Seems like IF we accept the premise that we have multi-millions of the Long Term Unemployed who are not in the workforce, but would like to be, then we should do something to make obtaining additional education/skills much easier. Otherwise, the problem will persist and ancillary social problems will arise from this involuntary idleness.
This short analysis of the Community College system by EMSI give credence to the value of doing so. I excerpted part of it and highlighted what I think is the key point:
EMSI’s nationwide economic impact study, released this week by the American Association of Community Colleges, shows the net total impact of community colleges on the U.S. economy was $809 billion in 2012. That’s equal to 5.4% of the nation’s gross domestic product. Put another way, the added income created in the U.S. through increased student productivity and the spending of international students supported the equivalent of 15.5 million jobs in 2012.

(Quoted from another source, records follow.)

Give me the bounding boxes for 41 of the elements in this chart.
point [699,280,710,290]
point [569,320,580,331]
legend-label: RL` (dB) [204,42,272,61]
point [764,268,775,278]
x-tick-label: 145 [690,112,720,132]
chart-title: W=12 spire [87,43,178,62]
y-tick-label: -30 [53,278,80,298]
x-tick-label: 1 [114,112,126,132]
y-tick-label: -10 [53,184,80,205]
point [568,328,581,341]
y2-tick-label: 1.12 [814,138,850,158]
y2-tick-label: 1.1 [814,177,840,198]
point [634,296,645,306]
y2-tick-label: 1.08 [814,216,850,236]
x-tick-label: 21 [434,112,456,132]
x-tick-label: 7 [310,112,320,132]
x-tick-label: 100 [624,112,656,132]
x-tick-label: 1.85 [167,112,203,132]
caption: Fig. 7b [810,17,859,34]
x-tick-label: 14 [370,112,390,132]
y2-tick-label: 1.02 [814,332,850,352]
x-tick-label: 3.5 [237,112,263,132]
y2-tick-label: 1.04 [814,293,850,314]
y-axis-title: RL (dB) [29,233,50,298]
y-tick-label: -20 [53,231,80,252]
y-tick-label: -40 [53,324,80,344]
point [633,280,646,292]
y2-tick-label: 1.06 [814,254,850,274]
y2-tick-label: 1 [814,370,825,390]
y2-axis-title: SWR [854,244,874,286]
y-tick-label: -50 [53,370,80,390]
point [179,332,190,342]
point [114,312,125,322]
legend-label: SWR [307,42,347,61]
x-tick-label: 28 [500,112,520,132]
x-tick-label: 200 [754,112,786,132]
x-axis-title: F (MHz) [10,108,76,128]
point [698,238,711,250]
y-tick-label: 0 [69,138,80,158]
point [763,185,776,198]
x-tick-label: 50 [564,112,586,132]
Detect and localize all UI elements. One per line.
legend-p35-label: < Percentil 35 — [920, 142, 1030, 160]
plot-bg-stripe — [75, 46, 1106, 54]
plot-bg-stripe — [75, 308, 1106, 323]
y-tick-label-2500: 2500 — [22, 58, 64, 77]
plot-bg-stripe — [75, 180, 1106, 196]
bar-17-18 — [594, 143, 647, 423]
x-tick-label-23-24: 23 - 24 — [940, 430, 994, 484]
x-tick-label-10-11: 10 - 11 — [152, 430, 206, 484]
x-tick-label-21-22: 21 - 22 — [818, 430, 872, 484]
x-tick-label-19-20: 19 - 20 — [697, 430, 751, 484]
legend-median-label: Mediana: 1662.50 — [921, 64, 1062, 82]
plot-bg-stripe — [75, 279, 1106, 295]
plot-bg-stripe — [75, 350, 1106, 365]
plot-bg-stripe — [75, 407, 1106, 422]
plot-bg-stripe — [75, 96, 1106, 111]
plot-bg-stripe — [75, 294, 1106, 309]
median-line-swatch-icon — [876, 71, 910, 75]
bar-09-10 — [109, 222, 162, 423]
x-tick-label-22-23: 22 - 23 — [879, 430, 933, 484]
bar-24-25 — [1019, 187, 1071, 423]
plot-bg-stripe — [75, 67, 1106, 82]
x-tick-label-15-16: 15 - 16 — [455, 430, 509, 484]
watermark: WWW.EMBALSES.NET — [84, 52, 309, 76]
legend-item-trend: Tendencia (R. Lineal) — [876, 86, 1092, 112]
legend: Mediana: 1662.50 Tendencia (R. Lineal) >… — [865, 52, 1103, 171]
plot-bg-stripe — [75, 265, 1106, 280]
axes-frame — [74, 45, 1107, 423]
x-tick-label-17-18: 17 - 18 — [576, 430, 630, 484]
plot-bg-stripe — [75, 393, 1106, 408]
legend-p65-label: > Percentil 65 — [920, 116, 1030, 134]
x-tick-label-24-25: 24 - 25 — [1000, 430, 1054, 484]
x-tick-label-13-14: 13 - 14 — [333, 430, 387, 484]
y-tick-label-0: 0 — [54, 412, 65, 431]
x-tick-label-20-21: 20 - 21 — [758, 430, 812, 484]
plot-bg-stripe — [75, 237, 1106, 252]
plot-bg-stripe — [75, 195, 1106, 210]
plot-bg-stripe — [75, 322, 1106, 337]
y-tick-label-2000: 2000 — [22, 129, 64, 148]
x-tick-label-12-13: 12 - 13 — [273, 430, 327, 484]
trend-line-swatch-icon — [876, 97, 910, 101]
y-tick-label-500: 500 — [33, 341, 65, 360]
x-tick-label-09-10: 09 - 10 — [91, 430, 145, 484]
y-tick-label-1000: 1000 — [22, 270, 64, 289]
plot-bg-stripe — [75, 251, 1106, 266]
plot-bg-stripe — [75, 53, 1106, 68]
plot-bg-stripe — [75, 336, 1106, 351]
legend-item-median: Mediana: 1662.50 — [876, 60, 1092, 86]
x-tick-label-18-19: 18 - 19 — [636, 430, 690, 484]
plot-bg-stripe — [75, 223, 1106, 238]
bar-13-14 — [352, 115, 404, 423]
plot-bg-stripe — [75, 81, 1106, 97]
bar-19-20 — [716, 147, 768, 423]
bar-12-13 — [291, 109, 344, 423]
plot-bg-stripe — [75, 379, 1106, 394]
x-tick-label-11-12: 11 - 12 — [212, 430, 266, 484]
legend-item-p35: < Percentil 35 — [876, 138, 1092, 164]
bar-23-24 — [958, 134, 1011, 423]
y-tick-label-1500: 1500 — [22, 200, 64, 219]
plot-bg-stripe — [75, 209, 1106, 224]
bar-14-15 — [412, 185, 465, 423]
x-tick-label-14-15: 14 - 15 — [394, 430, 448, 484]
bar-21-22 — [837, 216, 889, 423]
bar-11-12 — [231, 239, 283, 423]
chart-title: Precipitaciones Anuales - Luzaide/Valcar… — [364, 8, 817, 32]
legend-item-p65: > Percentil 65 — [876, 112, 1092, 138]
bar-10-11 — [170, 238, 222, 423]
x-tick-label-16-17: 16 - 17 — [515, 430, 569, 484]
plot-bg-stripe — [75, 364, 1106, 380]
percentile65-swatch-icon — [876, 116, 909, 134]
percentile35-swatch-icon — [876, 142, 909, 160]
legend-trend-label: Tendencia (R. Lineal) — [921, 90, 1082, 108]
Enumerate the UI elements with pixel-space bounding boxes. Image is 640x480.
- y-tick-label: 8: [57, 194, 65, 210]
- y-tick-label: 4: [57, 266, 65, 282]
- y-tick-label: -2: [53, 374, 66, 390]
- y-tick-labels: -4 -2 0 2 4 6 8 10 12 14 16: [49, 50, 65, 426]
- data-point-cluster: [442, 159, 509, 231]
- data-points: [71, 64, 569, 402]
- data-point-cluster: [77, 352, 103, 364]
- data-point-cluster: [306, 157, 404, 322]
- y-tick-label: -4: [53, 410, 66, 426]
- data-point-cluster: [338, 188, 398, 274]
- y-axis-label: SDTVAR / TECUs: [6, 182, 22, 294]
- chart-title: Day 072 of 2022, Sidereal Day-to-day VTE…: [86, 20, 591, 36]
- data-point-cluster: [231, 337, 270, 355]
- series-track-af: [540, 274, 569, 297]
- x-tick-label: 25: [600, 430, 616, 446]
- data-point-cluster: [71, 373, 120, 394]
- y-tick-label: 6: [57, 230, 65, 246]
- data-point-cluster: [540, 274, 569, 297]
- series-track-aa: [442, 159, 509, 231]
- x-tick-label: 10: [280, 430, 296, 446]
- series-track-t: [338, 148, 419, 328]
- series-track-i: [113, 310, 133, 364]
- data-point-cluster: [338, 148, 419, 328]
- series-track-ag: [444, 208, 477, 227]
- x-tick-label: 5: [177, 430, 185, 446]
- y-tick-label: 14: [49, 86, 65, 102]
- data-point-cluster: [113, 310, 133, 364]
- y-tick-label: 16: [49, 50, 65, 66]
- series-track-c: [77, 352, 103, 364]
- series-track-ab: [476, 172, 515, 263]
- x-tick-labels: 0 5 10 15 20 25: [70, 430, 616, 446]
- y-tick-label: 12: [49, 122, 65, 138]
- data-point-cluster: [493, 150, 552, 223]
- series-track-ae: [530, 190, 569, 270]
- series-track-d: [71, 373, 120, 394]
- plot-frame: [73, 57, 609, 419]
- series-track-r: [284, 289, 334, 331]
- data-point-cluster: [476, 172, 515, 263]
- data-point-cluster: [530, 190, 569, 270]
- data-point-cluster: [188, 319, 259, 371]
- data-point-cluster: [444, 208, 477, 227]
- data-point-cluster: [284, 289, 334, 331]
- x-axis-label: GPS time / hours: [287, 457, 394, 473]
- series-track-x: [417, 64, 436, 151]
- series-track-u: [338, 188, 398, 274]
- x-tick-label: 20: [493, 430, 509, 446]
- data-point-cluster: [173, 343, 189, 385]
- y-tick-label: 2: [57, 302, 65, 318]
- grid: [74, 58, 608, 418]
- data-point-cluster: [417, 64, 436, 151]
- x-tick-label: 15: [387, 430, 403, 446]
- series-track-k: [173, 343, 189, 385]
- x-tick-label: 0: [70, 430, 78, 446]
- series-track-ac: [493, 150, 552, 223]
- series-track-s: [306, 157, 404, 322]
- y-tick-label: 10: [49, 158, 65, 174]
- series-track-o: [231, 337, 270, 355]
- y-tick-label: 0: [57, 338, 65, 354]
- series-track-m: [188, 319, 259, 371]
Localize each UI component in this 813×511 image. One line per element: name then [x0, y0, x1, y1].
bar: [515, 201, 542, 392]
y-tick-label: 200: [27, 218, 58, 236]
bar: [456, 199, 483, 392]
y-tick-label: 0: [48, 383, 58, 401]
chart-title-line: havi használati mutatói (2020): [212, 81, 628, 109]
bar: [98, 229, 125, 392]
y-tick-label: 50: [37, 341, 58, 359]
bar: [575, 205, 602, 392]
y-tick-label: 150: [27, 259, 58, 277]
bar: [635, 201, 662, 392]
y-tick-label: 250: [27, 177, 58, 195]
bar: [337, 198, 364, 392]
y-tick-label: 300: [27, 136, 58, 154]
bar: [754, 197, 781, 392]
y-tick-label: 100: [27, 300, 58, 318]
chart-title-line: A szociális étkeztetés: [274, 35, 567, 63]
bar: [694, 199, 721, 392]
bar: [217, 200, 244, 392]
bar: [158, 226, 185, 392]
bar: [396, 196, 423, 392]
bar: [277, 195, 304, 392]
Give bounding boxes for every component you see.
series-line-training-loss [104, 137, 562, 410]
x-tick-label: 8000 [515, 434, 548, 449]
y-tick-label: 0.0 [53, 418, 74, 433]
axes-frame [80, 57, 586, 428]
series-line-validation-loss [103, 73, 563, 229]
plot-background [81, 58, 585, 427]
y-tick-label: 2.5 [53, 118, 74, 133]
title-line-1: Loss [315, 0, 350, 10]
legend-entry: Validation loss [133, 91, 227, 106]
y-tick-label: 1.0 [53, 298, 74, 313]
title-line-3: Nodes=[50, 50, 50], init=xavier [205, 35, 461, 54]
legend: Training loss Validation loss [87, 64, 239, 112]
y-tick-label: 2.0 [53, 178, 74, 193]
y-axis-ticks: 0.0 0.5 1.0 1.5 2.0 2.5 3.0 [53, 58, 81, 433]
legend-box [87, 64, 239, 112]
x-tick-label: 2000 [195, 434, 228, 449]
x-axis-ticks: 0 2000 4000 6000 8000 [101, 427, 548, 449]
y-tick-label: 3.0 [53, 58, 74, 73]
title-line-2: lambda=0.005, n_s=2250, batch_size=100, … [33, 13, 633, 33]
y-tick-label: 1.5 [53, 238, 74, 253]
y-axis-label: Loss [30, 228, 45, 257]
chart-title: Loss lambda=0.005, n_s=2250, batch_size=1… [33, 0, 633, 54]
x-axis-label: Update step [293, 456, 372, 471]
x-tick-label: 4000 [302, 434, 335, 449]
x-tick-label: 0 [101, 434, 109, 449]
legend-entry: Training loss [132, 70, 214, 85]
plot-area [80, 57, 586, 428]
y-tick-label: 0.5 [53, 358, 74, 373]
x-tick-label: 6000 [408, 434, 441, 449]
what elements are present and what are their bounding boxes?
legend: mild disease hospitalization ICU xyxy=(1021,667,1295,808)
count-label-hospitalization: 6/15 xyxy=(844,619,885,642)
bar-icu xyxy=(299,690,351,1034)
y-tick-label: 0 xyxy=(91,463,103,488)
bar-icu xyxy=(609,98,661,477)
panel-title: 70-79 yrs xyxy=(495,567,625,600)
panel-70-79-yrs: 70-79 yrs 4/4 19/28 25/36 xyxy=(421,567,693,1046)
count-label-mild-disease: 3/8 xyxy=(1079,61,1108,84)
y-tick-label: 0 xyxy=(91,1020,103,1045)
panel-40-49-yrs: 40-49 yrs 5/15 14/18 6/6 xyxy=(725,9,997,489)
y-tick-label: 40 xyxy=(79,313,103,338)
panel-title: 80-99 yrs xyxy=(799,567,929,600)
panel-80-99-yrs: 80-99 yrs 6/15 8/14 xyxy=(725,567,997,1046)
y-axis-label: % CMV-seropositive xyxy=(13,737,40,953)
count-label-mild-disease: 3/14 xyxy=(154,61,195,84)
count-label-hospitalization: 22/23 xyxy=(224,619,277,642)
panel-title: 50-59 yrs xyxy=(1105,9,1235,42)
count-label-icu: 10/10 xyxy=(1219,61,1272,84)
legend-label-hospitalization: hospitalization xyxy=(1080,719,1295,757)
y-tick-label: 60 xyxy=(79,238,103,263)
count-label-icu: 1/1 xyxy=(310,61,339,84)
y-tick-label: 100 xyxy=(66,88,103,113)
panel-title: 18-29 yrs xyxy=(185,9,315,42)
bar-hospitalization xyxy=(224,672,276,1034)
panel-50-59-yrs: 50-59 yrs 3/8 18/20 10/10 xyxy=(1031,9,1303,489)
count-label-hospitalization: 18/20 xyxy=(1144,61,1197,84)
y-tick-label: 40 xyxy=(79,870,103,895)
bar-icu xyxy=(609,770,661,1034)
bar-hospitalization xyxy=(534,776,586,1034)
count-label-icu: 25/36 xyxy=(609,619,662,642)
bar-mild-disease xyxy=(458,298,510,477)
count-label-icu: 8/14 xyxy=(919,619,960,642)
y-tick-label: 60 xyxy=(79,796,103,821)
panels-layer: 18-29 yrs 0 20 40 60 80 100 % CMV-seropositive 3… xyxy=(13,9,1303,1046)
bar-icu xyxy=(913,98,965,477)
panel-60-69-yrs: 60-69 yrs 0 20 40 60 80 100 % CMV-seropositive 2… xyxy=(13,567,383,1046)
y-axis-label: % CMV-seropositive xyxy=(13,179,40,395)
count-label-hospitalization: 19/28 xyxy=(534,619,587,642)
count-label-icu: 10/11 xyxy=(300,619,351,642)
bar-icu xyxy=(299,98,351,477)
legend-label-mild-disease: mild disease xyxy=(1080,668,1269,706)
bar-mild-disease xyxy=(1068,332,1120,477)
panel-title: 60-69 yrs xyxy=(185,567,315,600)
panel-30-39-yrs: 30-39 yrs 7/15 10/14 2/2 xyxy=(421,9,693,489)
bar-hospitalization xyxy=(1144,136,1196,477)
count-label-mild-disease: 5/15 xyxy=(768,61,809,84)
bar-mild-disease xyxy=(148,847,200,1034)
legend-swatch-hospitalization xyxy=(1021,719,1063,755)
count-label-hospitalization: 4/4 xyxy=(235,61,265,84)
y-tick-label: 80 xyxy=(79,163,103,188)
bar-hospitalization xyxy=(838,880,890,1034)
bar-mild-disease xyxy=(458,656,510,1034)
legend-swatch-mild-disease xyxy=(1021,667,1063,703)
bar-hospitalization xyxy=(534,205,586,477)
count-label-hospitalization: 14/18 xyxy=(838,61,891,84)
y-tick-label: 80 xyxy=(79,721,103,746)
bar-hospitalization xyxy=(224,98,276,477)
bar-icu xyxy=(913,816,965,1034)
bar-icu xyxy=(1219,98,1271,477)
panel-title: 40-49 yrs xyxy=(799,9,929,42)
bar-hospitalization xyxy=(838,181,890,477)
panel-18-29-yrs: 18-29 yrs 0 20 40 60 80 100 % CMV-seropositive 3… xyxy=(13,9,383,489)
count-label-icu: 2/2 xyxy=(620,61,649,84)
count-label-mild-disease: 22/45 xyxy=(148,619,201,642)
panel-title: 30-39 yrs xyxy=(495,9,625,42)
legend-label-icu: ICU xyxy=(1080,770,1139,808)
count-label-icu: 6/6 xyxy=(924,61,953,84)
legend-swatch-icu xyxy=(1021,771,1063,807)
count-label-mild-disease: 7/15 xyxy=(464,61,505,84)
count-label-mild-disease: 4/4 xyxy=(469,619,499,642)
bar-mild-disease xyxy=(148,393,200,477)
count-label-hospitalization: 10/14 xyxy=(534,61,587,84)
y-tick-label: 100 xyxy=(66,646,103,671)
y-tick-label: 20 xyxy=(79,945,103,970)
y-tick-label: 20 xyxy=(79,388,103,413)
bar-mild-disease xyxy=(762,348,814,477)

How do colleges contribute so much added income? Think of it this way. Anyone who has studied at a community college enters or re-enters the workforce with new skills. Millions of these students are working across the country today, and when they apply those skills, they’re rewarded with higher incomes than they would have otherwise (e.g., a home health aide who becomes a licensed practical nurse). They also raise business profits through their increased productivity. Together, these higher incomes and increased profits create even more income as they are spent in the U.S. economy.I ain't no genius but this seems like a no-brainer. The idea is easy, however, the devil is in the details of how to finance it and get people to take advantage of the opportunity. Seems like it could be integrated into the existing social safety net. We either pay for people today to become more self-sufficient or we will pay for them to be dependent for, well, a long time.